Anyway, the cure is obvious. Grow the economy more, nibble around the edges of entitlements, raise taxes a little, and cut spending on the margins, get out of the wars, chop defense, and give it 20 years. Would that sell? No. Especially the 20 year part.

But the GOP, through every means imaginable, got a 30 year experiment in supply-side economics. We got a vast redistribution of wealth to the top, many wars (and huge increases in "defense" -- really offense -- spending), and now the final result: a prolonged recession.

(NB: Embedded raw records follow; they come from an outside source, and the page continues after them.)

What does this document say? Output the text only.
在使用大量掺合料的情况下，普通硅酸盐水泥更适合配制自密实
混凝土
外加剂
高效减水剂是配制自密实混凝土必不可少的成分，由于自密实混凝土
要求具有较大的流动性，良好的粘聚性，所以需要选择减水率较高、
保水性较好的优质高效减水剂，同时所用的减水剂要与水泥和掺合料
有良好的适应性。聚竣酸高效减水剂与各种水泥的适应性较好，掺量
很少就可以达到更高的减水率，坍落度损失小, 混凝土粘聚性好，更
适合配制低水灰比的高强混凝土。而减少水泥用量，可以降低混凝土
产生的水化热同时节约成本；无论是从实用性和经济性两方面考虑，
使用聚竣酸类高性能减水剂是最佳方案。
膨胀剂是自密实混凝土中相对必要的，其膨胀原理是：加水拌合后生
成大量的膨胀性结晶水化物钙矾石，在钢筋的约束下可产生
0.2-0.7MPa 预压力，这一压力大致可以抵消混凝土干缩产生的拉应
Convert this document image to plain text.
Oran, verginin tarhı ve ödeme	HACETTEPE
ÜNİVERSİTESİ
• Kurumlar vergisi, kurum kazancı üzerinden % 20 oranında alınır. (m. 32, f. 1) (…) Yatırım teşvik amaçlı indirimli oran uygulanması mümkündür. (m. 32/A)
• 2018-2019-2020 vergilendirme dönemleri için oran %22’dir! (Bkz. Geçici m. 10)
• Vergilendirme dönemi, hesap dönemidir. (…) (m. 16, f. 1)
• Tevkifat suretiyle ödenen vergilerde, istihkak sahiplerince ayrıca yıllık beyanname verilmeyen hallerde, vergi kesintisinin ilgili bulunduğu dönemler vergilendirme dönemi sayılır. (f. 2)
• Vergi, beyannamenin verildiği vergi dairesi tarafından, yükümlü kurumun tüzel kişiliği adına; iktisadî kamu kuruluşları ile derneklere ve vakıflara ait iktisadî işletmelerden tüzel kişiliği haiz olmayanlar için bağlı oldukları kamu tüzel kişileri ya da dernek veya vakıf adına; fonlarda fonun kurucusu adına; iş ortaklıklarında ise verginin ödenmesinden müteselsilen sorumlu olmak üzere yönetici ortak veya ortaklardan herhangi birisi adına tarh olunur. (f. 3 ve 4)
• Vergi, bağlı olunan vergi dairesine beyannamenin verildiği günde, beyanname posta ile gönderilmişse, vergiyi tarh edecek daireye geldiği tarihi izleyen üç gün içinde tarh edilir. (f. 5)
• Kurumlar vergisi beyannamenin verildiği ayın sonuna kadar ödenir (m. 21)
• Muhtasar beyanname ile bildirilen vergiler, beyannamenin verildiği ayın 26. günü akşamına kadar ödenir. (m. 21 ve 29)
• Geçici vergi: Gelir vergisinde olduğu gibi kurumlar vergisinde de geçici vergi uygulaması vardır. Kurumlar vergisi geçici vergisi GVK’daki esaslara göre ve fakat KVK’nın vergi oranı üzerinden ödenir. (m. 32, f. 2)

Let's face it: productive socialist countries with decent allowance for free enterprise do best. That's not the USA, but you can't say or sell that politically. America has to be "exceptional". Talk about hubris.

ModeratePoli said...

@Anon 1:35: Do I want a deficit reduction plan from the Dems? Yes. Does that mean 2009 was the right time for deficit reduction? Absolutely not. I credit the stimulus with stabilizing the economy when it was in a nosedive. Bringing up 2009 is a sign that you don't know where I stand, or it's a straw man argument.

As for the charge that Democrats are always "tax-and-spend." There are reasons it rings true to a lot of people. To prove otherwise, they should actively participate in some cutting, and do it this year, not just sometime in the future.

I think on the whole, Americans would like government to pare back what it does, or at least try and see how well we do with less. (Though we both know that there's a constituency for every dime.)

I've said that I think tax increases should be part of deficit reduction, but just not all of part 1.